A very, very dense rock. Probably with sound cancellation.
But in case you haven’t heard, the controversial, ground-breaking new technology ChatGPT has been making headlines namely for the AI bot’s uncanny ability to produce seemingly any kind of text from a simple, single user prompt, whether that’s an essay or assignment, to tweets, website content and even legal contracts.
And it makes it look like a real person wrote it.
Needless to say the controversial technology, which was created by OpenAI (a San Francisco-based research lab that has been funded by the likes of Elon Musk and Silicon Valley ‘mega doner’ Peter Thiel) is making educators, writers, content producers, marketing professionals, artists and musicians nervous.
Very nervous.
Even Silicon Valley is freaking out, according to one of Valuetainment’s most recent YouTube videos titled “Silicone Valley people will lose their jobs” – Reaction to OpenAI Being a $29 Billion Company.

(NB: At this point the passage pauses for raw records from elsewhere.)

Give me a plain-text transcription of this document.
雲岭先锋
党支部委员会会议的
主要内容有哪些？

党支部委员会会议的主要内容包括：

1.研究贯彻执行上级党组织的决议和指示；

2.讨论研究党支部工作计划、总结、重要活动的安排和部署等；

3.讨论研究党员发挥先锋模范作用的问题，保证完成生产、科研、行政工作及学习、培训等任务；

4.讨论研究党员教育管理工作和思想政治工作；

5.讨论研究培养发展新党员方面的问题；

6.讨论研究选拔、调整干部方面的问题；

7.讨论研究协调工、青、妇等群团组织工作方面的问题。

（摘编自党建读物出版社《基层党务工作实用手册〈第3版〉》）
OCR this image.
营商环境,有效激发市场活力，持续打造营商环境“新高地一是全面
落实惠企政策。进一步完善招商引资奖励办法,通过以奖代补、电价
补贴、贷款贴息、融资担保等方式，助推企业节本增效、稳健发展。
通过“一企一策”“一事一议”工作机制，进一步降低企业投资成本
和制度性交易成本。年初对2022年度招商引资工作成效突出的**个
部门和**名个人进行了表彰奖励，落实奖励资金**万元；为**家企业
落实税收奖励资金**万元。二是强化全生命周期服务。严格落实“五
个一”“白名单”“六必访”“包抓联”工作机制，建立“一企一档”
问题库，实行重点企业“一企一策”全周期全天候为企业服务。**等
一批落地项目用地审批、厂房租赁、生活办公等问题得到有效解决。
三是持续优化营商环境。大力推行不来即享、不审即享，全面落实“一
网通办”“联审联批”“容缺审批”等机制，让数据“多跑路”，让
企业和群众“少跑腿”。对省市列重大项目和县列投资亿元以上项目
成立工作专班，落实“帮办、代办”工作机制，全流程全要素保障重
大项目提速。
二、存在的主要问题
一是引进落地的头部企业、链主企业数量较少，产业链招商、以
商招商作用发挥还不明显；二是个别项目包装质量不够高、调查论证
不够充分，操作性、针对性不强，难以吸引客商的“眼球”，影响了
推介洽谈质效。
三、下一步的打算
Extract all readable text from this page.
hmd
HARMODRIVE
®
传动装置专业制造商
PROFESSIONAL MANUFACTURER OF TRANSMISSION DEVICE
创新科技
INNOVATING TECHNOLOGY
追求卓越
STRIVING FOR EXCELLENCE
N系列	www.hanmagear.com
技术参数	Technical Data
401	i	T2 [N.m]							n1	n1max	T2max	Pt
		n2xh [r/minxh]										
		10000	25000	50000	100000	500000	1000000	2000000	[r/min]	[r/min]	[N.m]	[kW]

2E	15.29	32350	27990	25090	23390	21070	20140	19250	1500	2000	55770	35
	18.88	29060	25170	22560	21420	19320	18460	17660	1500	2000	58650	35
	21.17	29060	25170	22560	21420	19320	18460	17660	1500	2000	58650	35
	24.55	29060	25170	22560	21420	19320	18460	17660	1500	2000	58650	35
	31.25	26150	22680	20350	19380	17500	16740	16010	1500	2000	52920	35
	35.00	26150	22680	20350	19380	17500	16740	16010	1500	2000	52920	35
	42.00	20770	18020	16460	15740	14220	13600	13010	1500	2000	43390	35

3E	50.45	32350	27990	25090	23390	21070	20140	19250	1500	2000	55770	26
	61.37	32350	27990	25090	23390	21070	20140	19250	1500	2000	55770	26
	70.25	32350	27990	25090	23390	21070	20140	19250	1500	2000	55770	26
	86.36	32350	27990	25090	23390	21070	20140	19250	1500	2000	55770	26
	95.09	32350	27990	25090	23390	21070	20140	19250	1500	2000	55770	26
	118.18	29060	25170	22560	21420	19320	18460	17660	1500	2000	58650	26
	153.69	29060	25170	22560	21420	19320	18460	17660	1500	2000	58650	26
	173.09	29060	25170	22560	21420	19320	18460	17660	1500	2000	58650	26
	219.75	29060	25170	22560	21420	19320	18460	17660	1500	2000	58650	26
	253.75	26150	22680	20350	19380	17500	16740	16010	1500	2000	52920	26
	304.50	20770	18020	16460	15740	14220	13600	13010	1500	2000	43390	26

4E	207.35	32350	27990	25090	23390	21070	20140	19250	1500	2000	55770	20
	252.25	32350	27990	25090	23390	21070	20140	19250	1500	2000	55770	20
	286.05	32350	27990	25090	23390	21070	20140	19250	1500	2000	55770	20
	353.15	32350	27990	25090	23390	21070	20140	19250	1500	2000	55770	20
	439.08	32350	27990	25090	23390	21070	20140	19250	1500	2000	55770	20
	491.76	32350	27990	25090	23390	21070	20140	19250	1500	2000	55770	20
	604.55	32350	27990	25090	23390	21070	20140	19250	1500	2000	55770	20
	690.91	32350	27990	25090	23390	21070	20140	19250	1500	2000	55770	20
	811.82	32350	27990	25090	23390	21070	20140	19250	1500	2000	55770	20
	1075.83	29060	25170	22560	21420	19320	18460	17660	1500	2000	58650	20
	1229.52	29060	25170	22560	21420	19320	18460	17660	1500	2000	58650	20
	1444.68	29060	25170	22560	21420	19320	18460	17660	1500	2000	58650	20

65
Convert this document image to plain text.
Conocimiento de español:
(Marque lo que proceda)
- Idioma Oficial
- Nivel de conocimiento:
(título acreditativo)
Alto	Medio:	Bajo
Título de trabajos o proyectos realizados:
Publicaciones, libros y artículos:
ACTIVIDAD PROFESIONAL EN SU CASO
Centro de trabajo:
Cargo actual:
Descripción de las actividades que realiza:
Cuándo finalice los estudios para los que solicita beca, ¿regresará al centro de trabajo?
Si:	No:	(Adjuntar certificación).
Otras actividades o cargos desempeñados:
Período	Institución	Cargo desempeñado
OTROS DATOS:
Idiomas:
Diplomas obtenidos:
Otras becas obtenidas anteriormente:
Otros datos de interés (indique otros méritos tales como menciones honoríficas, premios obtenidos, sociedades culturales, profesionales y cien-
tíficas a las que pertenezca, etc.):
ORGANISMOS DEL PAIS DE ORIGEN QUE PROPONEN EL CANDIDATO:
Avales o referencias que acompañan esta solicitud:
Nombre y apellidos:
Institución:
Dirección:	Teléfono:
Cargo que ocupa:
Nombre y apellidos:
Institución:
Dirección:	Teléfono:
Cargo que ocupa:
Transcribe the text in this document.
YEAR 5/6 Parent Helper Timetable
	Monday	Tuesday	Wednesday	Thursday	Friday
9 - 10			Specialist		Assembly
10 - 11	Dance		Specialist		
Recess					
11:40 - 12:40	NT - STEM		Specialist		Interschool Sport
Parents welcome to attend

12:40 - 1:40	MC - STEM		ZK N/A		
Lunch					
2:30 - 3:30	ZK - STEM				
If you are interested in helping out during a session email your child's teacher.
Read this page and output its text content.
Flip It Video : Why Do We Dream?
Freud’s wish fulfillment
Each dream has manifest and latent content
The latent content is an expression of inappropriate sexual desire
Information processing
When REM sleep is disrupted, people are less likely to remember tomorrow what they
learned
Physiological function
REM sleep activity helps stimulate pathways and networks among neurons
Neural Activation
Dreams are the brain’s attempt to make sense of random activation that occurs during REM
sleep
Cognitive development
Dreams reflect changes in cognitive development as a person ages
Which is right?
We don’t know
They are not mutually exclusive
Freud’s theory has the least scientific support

While the video primarily discusses how ChatGPT is going to reshape pretty much every industry on the planet, Harvard-educated American astrophysicist and science commentator Neil deGrasse Tyson – who’s famous for popularising science with his books and documentaries, provided some pretty nuanced insight into the technology’s capacity to facilitate cheating and its impact on students.
And he provided a pretty harsh warning to students thinking about doing it.
“The question is, why would you cheat at all?” deGrasse Tyson said.
“People who cheat on exams, do so because the system values your grade more than the student values learning,” deGrasse Tyson said, repeating an assertion he tweeted about almost a decade ago.
“(People cheat) to get a good grade, so that the schooling system thinks more highly of you,” he said.
“But the thing is, being in school is about learning. So if you have the AI bot create your papers… you didn’t learn a thing.”
And this is deGrasse Tyson’s biggest problem with using AI bots like ChatGPT.
“(It signals to us that) the value we put on a grade is out of proportion with who you actually are and who you become in life,” he says.
“So yeah, students can submit papers using ChatGPT. But you’ll be an idiot at the end of your schooling. And you’ll have gotten a degree because you fooled the system.”
Perhaps most importantly, says deGrasse Tyson, students need to be asking themselves: did you fool yourselves, too?